When we expect a task to be easy but then find ourselves unable to complete it, for example, we tend not to try as hard on subsequent tasks and therefore perform more poorly on them.

Stand Alone

If we don’t accept responsibility for solving our problems then no one else will. There’s a growing body of research that shows this acceptance of responsibility contributes to our resilience.

Accept Pain

when we focus on the benefit of pain (when one exists), we’re actually able to reduce its unpleasantness.

Meditation has been shown to significantly reduce the unpleasantness of pain (for acute pain by almost 60 percent). This applies for physical pain. When our pain is emotional attempts to suppress it are actually counterproductive and the best course of action is to accept it.

Let Go

We face a paradox when it comes to attachments: they’re what make life interesting and fun but are also the cause of our worst pain when we lose them.

It’s better to try and find a benefit amidst loss than it is to focus on making sense of that loss.

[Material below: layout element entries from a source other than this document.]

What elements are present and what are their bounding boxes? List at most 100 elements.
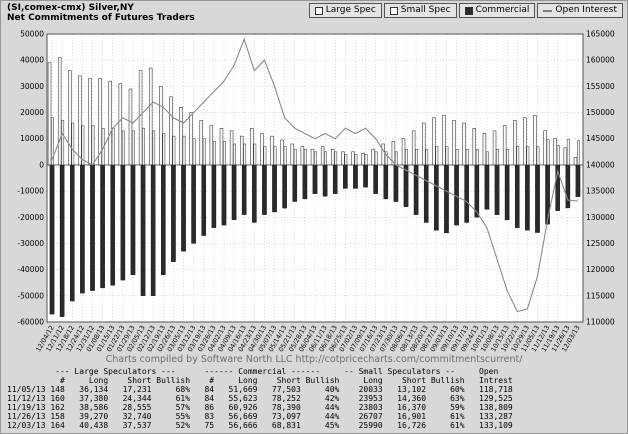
- open-interest-swatch-icon: [543, 9, 553, 12]
- bar-large-spec: [573, 157, 578, 166]
- left-axis-label: -20000: [17, 213, 44, 222]
- bar-commercial: [160, 164, 166, 276]
- bar-commercial: [494, 164, 500, 215]
- bar-large-spec: [159, 86, 163, 166]
- bar-large-spec: [179, 107, 183, 166]
- bar-large-spec: [68, 70, 72, 166]
- bar-large-spec: [563, 147, 568, 166]
- bar-large-spec: [148, 67, 153, 166]
- bar-commercial: [49, 164, 55, 315]
- chart-titles: (SI,comex-cmx) Silver,NY Net Commitments…: [7, 3, 195, 23]
- bar-small-spec: [425, 148, 429, 166]
- bar-commercial: [383, 164, 389, 200]
- bar-small-spec: [263, 146, 267, 166]
- left-axis-label: 30000: [20, 82, 44, 91]
- bar-large-spec: [300, 146, 305, 166]
- bar-large-spec: [270, 135, 274, 166]
- bar-large-spec: [361, 152, 365, 166]
- bar-large-spec: [331, 148, 335, 166]
- bar-small-spec: [405, 148, 408, 166]
- bar-small-spec: [324, 151, 328, 166]
- right-axis-label: 150000: [586, 108, 615, 117]
- bar-commercial: [262, 164, 267, 215]
- bar-small-spec: [61, 120, 65, 166]
- bar-large-spec: [98, 78, 102, 166]
- bar-small-spec: [192, 138, 196, 166]
- bar-small-spec: [152, 130, 156, 166]
- bar-commercial: [363, 164, 368, 188]
- bar-commercial: [423, 164, 429, 223]
- left-axis-label: 10000: [20, 134, 44, 143]
- bar-large-spec: [88, 78, 92, 166]
- bar-commercial: [343, 164, 348, 189]
- bar-small-spec: [465, 148, 469, 166]
- right-axis-label: 140000: [586, 160, 615, 169]
- right-axis-label: 130000: [586, 213, 615, 222]
- bar-small-spec: [486, 151, 489, 166]
- bar-small-spec: [546, 139, 550, 166]
- bar-large-spec: [492, 130, 497, 166]
- bar-commercial: [252, 164, 257, 223]
- bar-large-spec: [442, 114, 446, 166]
- bar-small-spec: [81, 125, 85, 166]
- bar-commercial: [464, 164, 469, 223]
- chart-subtitle: Net Commitments of Futures Traders: [7, 13, 195, 23]
- bar-large-spec: [523, 117, 527, 166]
- legend-item-small-spec: Small Spec: [383, 3, 457, 18]
- bar-small-spec: [91, 125, 95, 166]
- bar-large-spec: [401, 138, 406, 166]
- bar-commercial: [535, 164, 540, 233]
- credit-line: Charts compiled by Software North LLC ht…: [105, 354, 523, 365]
- bar-commercial: [110, 164, 116, 286]
- bar-large-spec: [432, 117, 436, 166]
- bar-small-spec: [162, 133, 166, 166]
- bar-small-spec: [506, 148, 510, 166]
- bar-large-spec: [128, 88, 133, 166]
- bar-large-spec: [482, 133, 487, 166]
- bar-small-spec: [51, 117, 54, 166]
- left-axis-label: -10000: [17, 187, 44, 196]
- small-spec-swatch-icon: [389, 6, 398, 15]
- bar-small-spec: [111, 128, 115, 166]
- bar-large-spec: [422, 122, 426, 166]
- bar-small-spec: [526, 146, 530, 166]
- bar-small-spec: [415, 148, 419, 166]
- bar-large-spec: [229, 130, 234, 166]
- bar-large-spec: [351, 151, 355, 166]
- bar-large-spec: [138, 70, 143, 166]
- bar-commercial: [181, 164, 186, 252]
- bar-small-spec: [303, 148, 307, 166]
- bar-large-spec: [462, 122, 466, 166]
- bar-commercial: [444, 164, 449, 234]
- bar-commercial: [221, 164, 227, 226]
- chart-symbol-title: (SI,comex-cmx) Silver,NY: [7, 3, 134, 13]
- left-axis-label: -60000: [17, 318, 44, 327]
- bar-large-spec: [199, 120, 203, 166]
- legend-label-small-spec: Small Spec: [400, 5, 451, 15]
- bar-large-spec: [502, 125, 507, 166]
- bar-large-spec: [260, 133, 264, 166]
- bar-small-spec: [435, 146, 439, 166]
- bar-large-spec: [280, 139, 284, 166]
- bar-large-spec: [391, 141, 396, 166]
- bar-large-spec: [189, 112, 193, 166]
- bar-large-spec: [371, 148, 375, 166]
- bar-small-spec: [253, 143, 257, 166]
- bar-large-spec: [108, 80, 112, 166]
- bar-small-spec: [334, 151, 338, 166]
- cot-bar-chart: 50000 40000 30000 20000 10000 0 -10000 -20000 -3…: [17, 30, 615, 354]
- bar-large-spec: [553, 138, 557, 166]
- bar-commercial: [504, 164, 510, 221]
- bar-small-spec: [394, 151, 398, 166]
- bar-commercial: [474, 164, 480, 218]
- bar-large-spec: [240, 135, 244, 166]
- bar-commercial: [322, 164, 328, 197]
- bar-large-spec: [118, 83, 123, 166]
- bar-small-spec: [212, 141, 216, 166]
- bar-commercial: [100, 164, 105, 289]
- bar-commercial: [484, 164, 490, 210]
- cot-data-table: --- Large Speculators --- ------ Commerc…: [7, 367, 513, 430]
- chart-header: (SI,comex-cmx) Silver,NY Net Commitments…: [7, 3, 623, 23]
- legend-item-commercial: Commercial: [458, 3, 536, 18]
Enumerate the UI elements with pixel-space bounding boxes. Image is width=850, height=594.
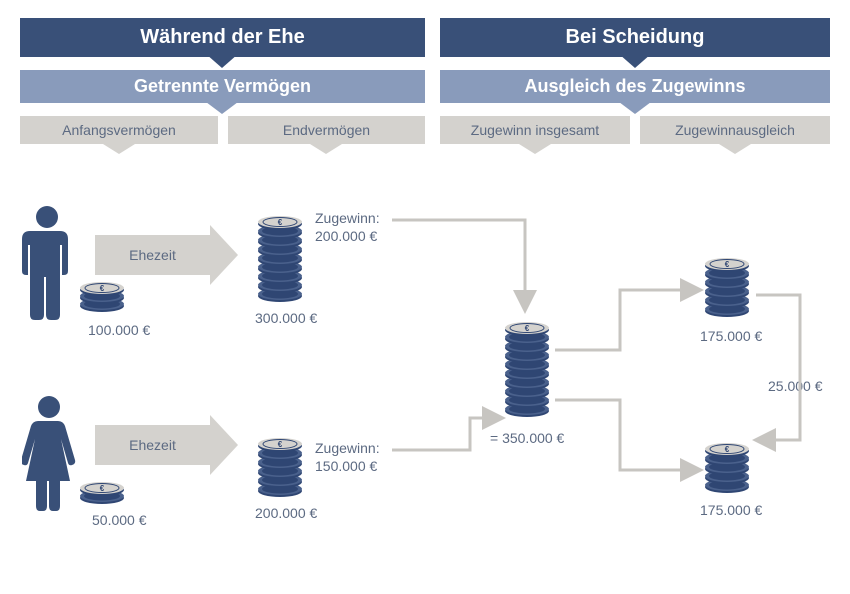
woman-end-amount: 200.000 € bbox=[255, 505, 317, 521]
header-equalization-payment: Zugewinnausgleich bbox=[640, 116, 830, 144]
woman-start-amount: 50.000 € bbox=[92, 512, 147, 528]
transfer-amount: 25.000 € bbox=[768, 378, 823, 394]
marriage-period-arrow: Ehezeit bbox=[95, 425, 210, 465]
total-amount: = 350.000 € bbox=[490, 430, 564, 446]
man-gain-amount: 200.000 € bbox=[315, 228, 377, 244]
man-end-amount: 300.000 € bbox=[255, 310, 317, 326]
header-during-marriage: Während der Ehe bbox=[20, 18, 425, 57]
chevron-down-icon bbox=[519, 144, 551, 154]
man-start-amount: 100.000 € bbox=[88, 322, 150, 338]
coin-stack-icon bbox=[705, 435, 749, 500]
header-on-divorce: Bei Scheidung bbox=[440, 18, 830, 57]
chevron-down-icon bbox=[206, 54, 238, 68]
header-initial-assets: Anfangsvermögen bbox=[20, 116, 218, 144]
split-bottom-amount: 175.000 € bbox=[700, 502, 762, 518]
coin-stack-icon bbox=[705, 250, 749, 325]
coin-stack-icon bbox=[258, 210, 302, 310]
chevron-down-icon bbox=[103, 144, 135, 154]
coin-stack-icon bbox=[258, 430, 302, 505]
split-top-amount: 175.000 € bbox=[700, 328, 762, 344]
chevron-down-icon bbox=[619, 102, 651, 114]
woman-icon bbox=[22, 395, 77, 515]
chevron-down-icon bbox=[310, 144, 342, 154]
coin-stack-icon bbox=[505, 310, 549, 425]
header-final-assets: Endvermögen bbox=[228, 116, 425, 144]
header-separate-assets: Getrennte Vermögen bbox=[20, 70, 425, 103]
coin-stack-icon bbox=[80, 478, 124, 510]
man-gain-label: Zugewinn: bbox=[315, 210, 380, 226]
chevron-down-icon bbox=[619, 54, 651, 68]
header-gain-equalization: Ausgleich des Zugewinns bbox=[440, 70, 830, 103]
chevron-down-icon bbox=[719, 144, 751, 154]
man-icon bbox=[22, 205, 72, 320]
chevron-down-icon bbox=[206, 102, 238, 114]
woman-gain-label: Zugewinn: bbox=[315, 440, 380, 456]
woman-gain-amount: 150.000 € bbox=[315, 458, 377, 474]
header-total-gain: Zugewinn insgesamt bbox=[440, 116, 630, 144]
marriage-period-arrow: Ehezeit bbox=[95, 235, 210, 275]
coin-stack-icon bbox=[80, 280, 124, 320]
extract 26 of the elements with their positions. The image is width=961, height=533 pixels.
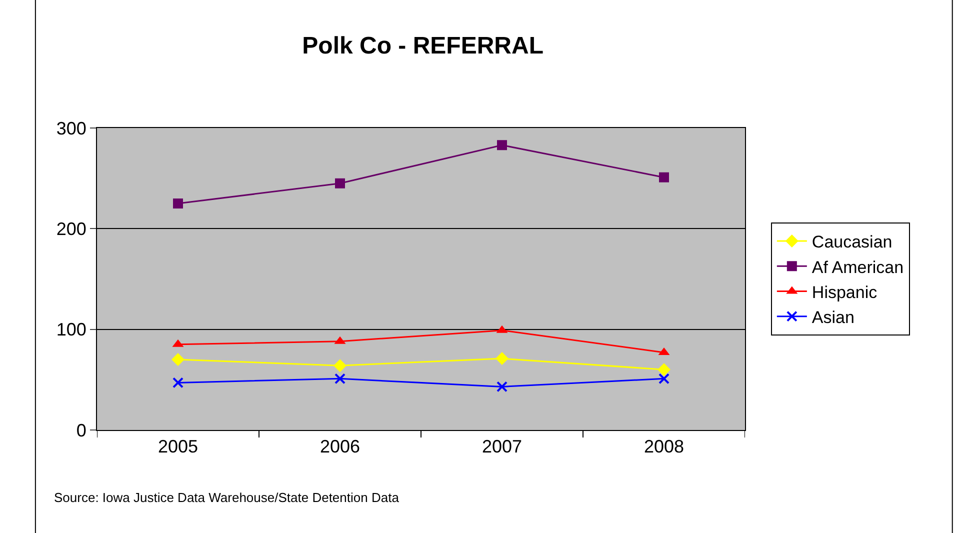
y-tick-label: 0 [76,420,86,440]
chart-title: Polk Co - REFERRAL [302,32,544,60]
point [172,353,184,366]
point [658,373,670,384]
y-tick-label: 300 [56,118,86,138]
point [497,140,507,150]
y-tick-label: 200 [56,218,86,239]
y-tick-label: 100 [56,320,86,340]
x-tick-label: 2006 [320,436,360,457]
point [172,377,184,388]
legend-label: Caucasian [812,232,892,252]
point [335,178,345,188]
point [496,381,508,392]
point [173,198,183,208]
legend-label: Af American [812,258,904,277]
x-tick-label: 2007 [482,436,522,457]
x-tick-label: 2005 [158,436,198,457]
x-tick-label: 2008 [644,436,684,457]
point [496,352,508,366]
legend-label: Asian [812,308,854,327]
legend-label: Hispanic [812,282,878,302]
source-note: Source: Iowa Justice Data Warehouse/State Detention Data [54,490,400,505]
point [658,363,670,376]
point [334,359,346,372]
point [334,373,346,384]
point [659,172,669,182]
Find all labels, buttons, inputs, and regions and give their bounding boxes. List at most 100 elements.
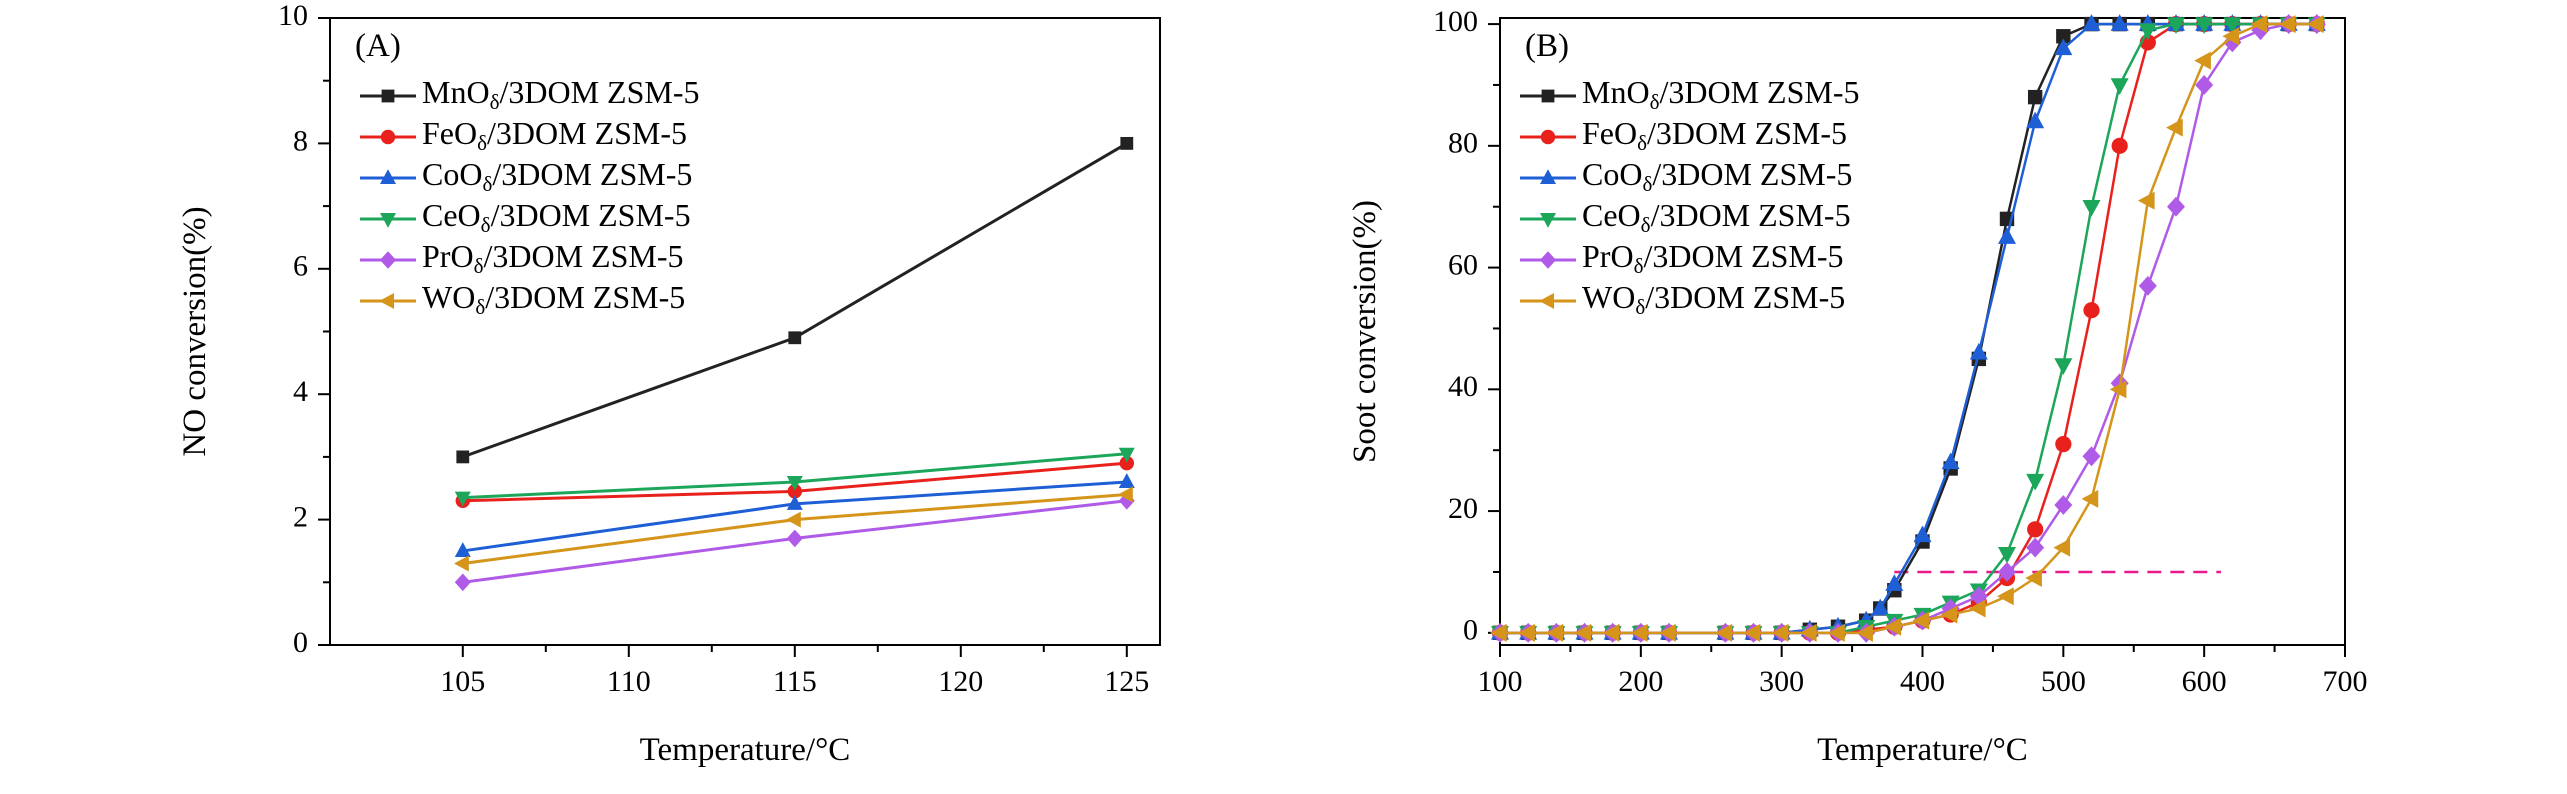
data-point: [2167, 17, 2185, 34]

There are four additional things Lickerman outlines that can help in this benefit-seeking.

  1. Understand that loss was inevitable.
  2. Prepare for distressing discussions about the loss.
  3. Rebuild our self image after the loss.
  4. Recognize that happiness is still achievable and its true source never left us.

We forget, in other words, the crucial difference between building our happiness out of our attachments and building our happiness out of a strong life force that enables us to enjoy our attachments.